Chair: Kasia WOŹNIAK

The panel will be a conversation with Professor Semir ZEKI that aims at discussing recent disturbances in the hierarchy of the five-senses-order putting emphasis on the powerful emergence of previously minor senses, like touch and smell, into the domain of appreciated and intensely researched art interests. The question shall be raised, how and to what extent unprecedented technological and scientific revolution resulting in the creation of new media art and art & science research, contributed to the above-mentioned changes.

Contact email: kwwk@poczta.onet.pl
Throughout the 20th century majority of limitations constraining artistic practice were dissolved what redefined the work of art. No longer an object, but a three-dimensional, processual image, performative event, neural image.  Such work of art became part of immediate reality perceived by the viewer. In consequence, what and how s/he perceives can become a field of artistic research and expression.
This interview aims at discussing recent disturbances in the hierarchy of the five-senses-order putting emphasis on the powerful emergence of previously minor senses, like touch and smell, into the domain of appreciated and intensely researched art interests. Noticeable and deliberated shall also be hybrid forms like, already known for over a century, synaesthesia, and, for instance, the notion of immersion which aims at addressing the whole of human perception.

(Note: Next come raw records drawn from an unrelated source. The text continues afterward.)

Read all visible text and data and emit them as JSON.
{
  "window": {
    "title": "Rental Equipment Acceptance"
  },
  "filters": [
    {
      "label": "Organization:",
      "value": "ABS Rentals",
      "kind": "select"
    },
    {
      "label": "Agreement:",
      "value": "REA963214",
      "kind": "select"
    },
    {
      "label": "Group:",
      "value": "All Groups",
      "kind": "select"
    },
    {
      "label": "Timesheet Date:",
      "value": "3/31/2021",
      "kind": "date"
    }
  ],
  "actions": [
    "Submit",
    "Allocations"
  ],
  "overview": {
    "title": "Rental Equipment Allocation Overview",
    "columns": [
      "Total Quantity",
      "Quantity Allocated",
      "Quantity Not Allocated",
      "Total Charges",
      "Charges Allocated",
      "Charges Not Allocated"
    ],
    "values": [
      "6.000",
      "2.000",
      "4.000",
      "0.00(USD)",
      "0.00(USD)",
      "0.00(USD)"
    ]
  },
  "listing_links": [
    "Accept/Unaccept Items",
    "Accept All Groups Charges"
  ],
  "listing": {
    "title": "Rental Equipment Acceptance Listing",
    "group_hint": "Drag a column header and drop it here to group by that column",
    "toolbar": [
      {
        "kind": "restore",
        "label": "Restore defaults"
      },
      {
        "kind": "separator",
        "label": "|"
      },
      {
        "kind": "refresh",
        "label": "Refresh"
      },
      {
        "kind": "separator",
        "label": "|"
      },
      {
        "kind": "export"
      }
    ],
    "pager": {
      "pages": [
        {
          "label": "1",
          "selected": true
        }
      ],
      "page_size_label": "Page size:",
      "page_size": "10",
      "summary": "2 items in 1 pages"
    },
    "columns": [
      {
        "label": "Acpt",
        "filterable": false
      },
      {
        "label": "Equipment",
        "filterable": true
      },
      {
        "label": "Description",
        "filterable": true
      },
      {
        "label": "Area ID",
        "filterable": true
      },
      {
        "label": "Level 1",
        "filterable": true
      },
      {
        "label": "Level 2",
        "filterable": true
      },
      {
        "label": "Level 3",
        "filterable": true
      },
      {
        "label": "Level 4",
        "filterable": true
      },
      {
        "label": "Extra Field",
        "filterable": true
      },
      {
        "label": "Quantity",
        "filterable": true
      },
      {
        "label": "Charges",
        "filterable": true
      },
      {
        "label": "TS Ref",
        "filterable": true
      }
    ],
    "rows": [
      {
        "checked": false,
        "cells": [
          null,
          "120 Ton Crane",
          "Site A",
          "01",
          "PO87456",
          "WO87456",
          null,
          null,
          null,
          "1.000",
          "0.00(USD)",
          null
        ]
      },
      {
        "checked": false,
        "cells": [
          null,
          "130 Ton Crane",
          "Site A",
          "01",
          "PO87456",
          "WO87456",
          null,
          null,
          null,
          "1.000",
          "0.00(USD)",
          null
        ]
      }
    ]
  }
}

Within the panel question shall be raised how and to what extend unprecedented technological and scientific revolution resulting in creation of new media art and art & science research field contributed to the above-mentioned changes. Can all these changes still uphold the old-fashioned criteria for privileging sight over other senses?

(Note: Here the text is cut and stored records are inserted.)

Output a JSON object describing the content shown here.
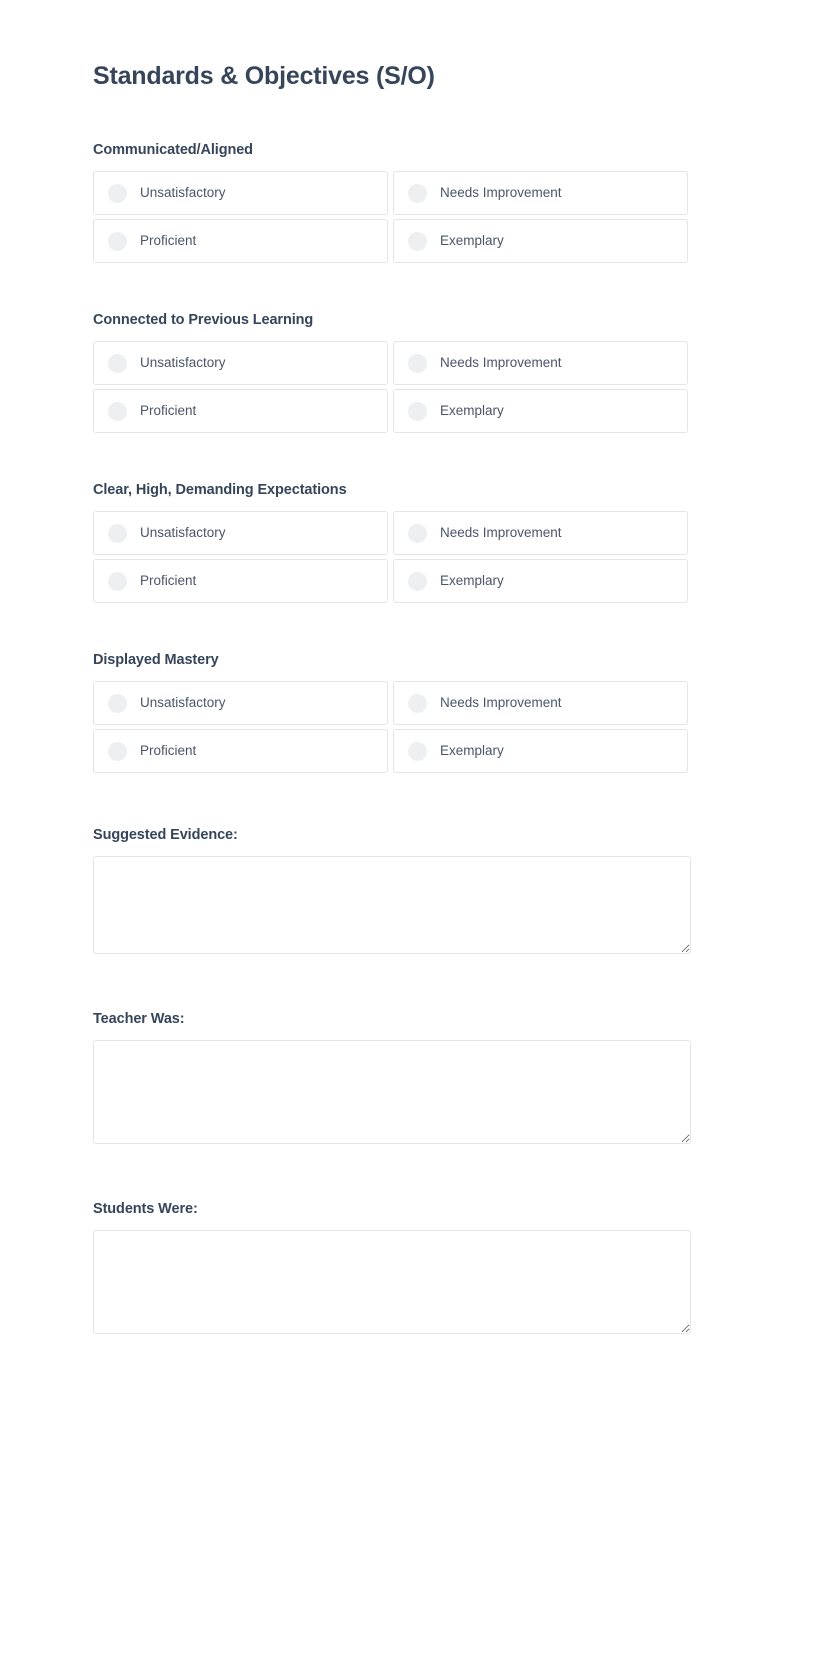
{
  "page": {
    "title": "Standards & Objectives (S/O)",
    "accent_color": "#36455a",
    "border_color": "#e3e5e8",
    "radio_color": "#eeeff1"
  },
  "criteria": [
    {
      "label": "Communicated/Aligned",
      "options": [
        "Unsatisfactory",
        "Needs Improvement",
        "Proficient",
        "Exemplary"
      ]
    },
    {
      "label": "Connected to Previous Learning",
      "options": [
        "Unsatisfactory",
        "Needs Improvement",
        "Proficient",
        "Exemplary"
      ]
    },
    {
      "label": "Clear, High, Demanding Expectations",
      "options": [
        "Unsatisfactory",
        "Needs Improvement",
        "Proficient",
        "Exemplary"
      ]
    },
    {
      "label": "Displayed Mastery",
      "options": [
        "Unsatisfactory",
        "Needs Improvement",
        "Proficient",
        "Exemplary"
      ]
    }
  ],
  "textareas": [
    {
      "label": "Suggested Evidence:",
      "value": ""
    },
    {
      "label": "Teacher Was:",
      "value": ""
    },
    {
      "label": "Students Were:",
      "value": ""
    }
  ]
}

Panel chair, Kasia WOŹNIAK, will have the honour to discuss the above-raised problems with Professor Semir ZEKI.
Bios of the Participants
Professor Semir ZEKI is now Professor of Neuroesthetics at University College London, after having served for many years as Professor of Neurobiology there. He pioneered the study of the higher visual areas of the brain, and discovered, among other things, its colour and motion centres and hence the functional specialization within it. More recently, he has expanded his work to enquire into the neural correlates of aesthetic and artistic experience. In addition to his published scientific papers, he is author of A Vision of the Brain, Inner Vision: an exploration of art and the brain, and Splendours and Miseries of the Brain, and co-author with the late French painter Balthus of La Quête de l’essentiel and with Ludovica Lumer of La bella e la bestia: arte e neuroscienza. His artistic work is currently on exhibit at the Luigi Pecci Museum of Contemporary Art in Milan: Bianco su bianco: oltre Malevich (White on White: Beyond Malevich). He is a Fellow of the Royal Society and a Foreign Member of the American Philosophical Society. He was awarded the King Faisal International Prize in Biology in 2004 for his work on the brain, and founded the Institute for Neuroesthetics in London and California.

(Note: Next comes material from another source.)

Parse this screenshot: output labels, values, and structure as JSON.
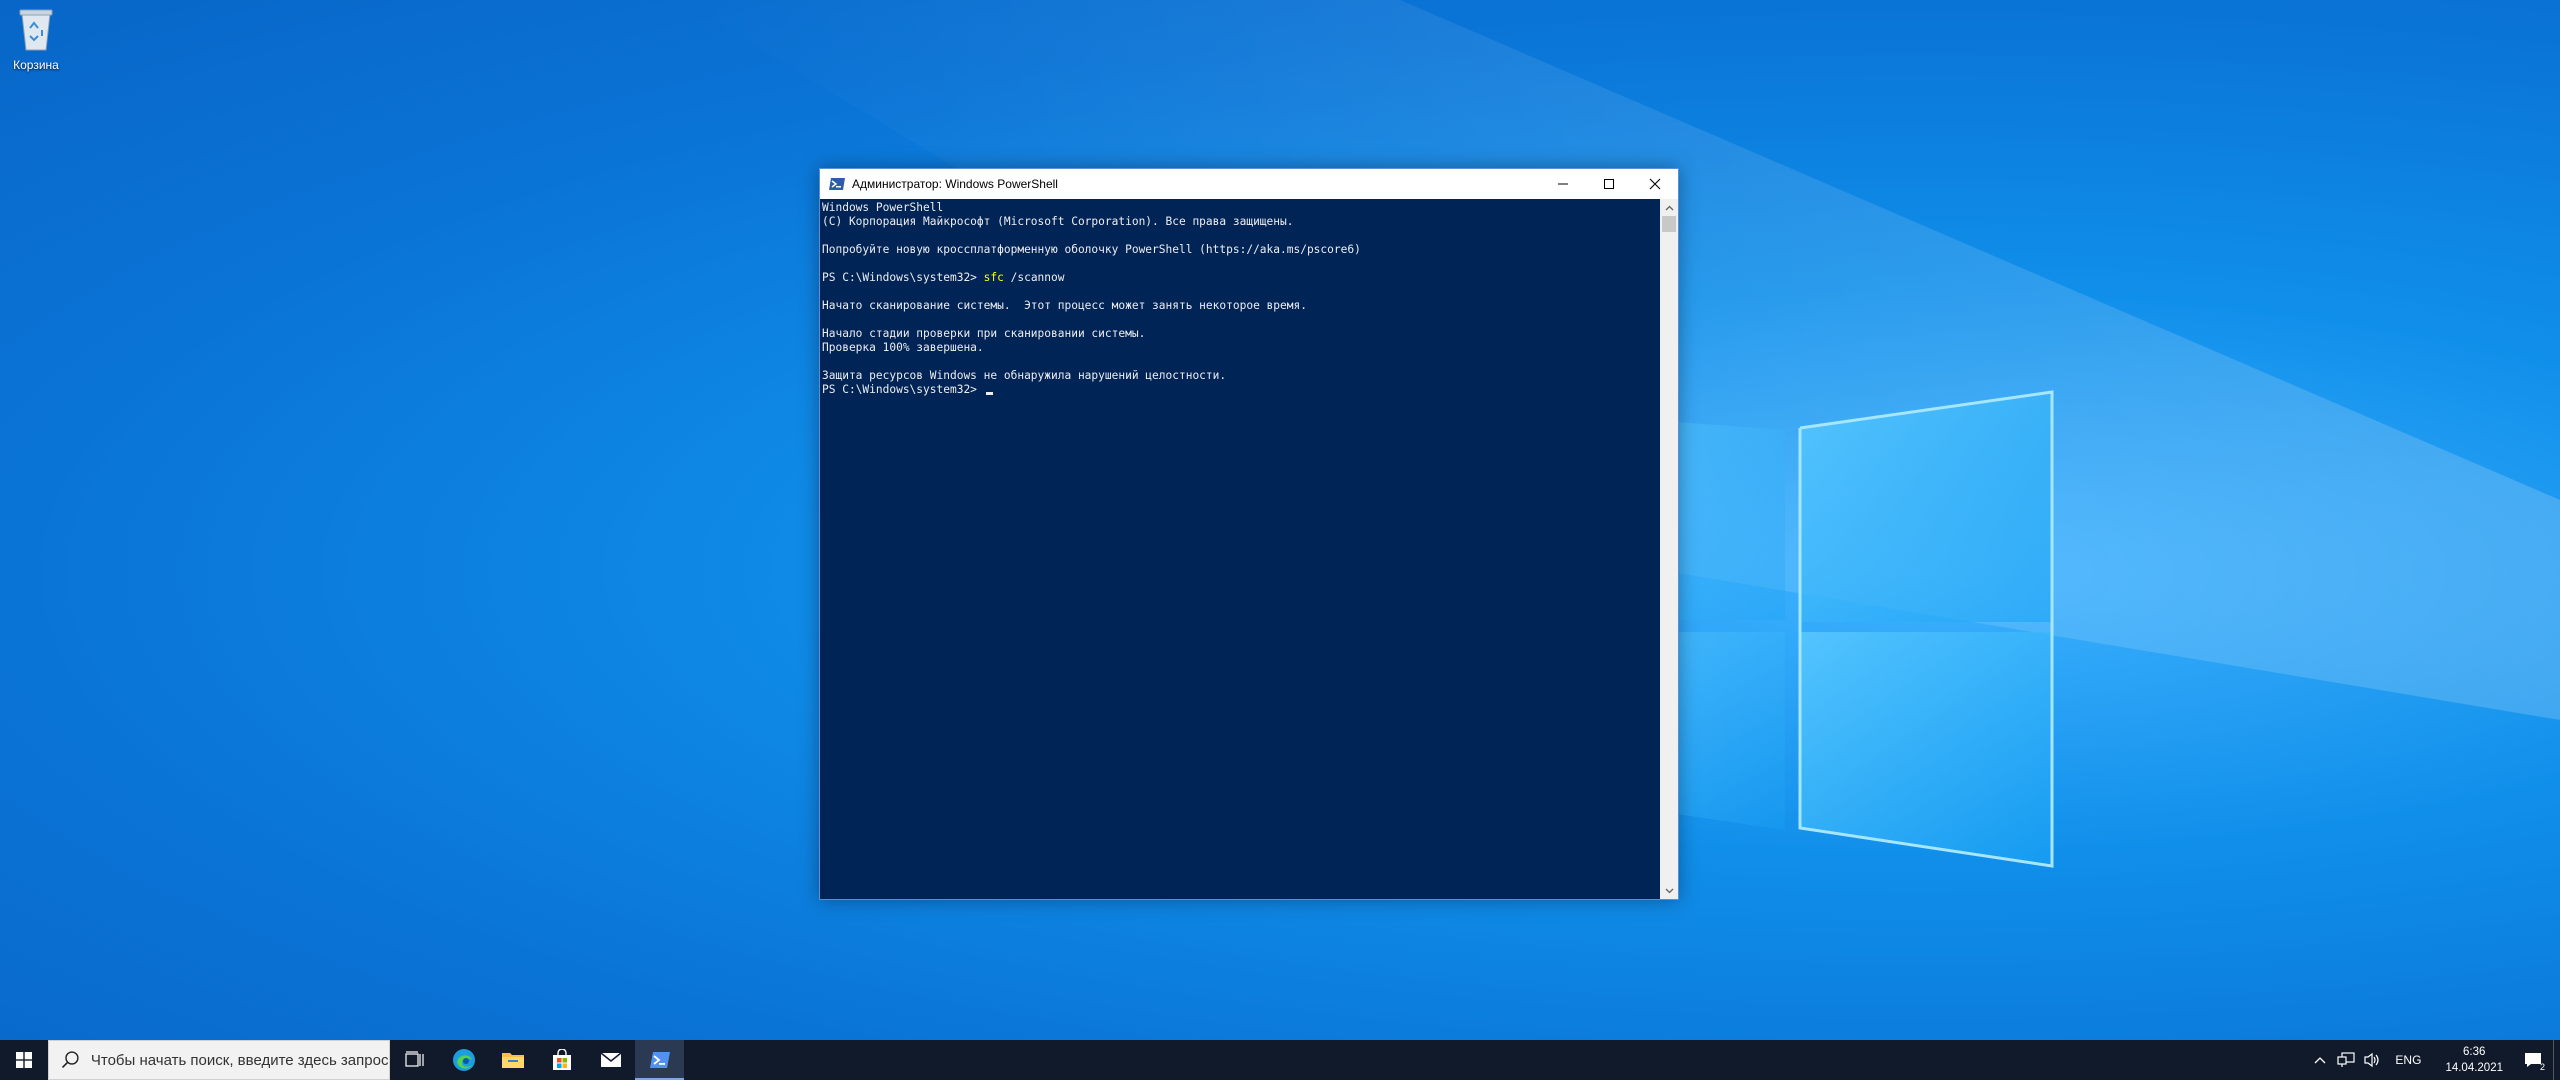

Kasia WOŹNIAK is researcher in research team of Professor Martin KEMP focused on the recently discovered female portrait by Leonardo da Vinci known as “La Bella Principessa”. She worked as curator for numerous art centers and museums, including, Manggha Centre for Japanese Art and Technology (Cracow), Goethe Institute (Cracow), Künstlerhaus Bethanien/ Martin-Gropius-Bau (Berlin), Centre for Contemporary Art Łaźnia (Gdańsk), Richard J. Massey Foundation for Arts and Sciences (New York) and others. She completes her PhD in the Institute of History of Art and Image of the Humboldt University in Berlin (dissertation adviser – Prof. Horst Bredekamp). In the past, cultural journalist (National Geographic/ NOVA PBS, ZDF Berlin).

Her research focuses around question as to what level the human sensory system is attracted, changed and expanded by the confrontation with New Media Art.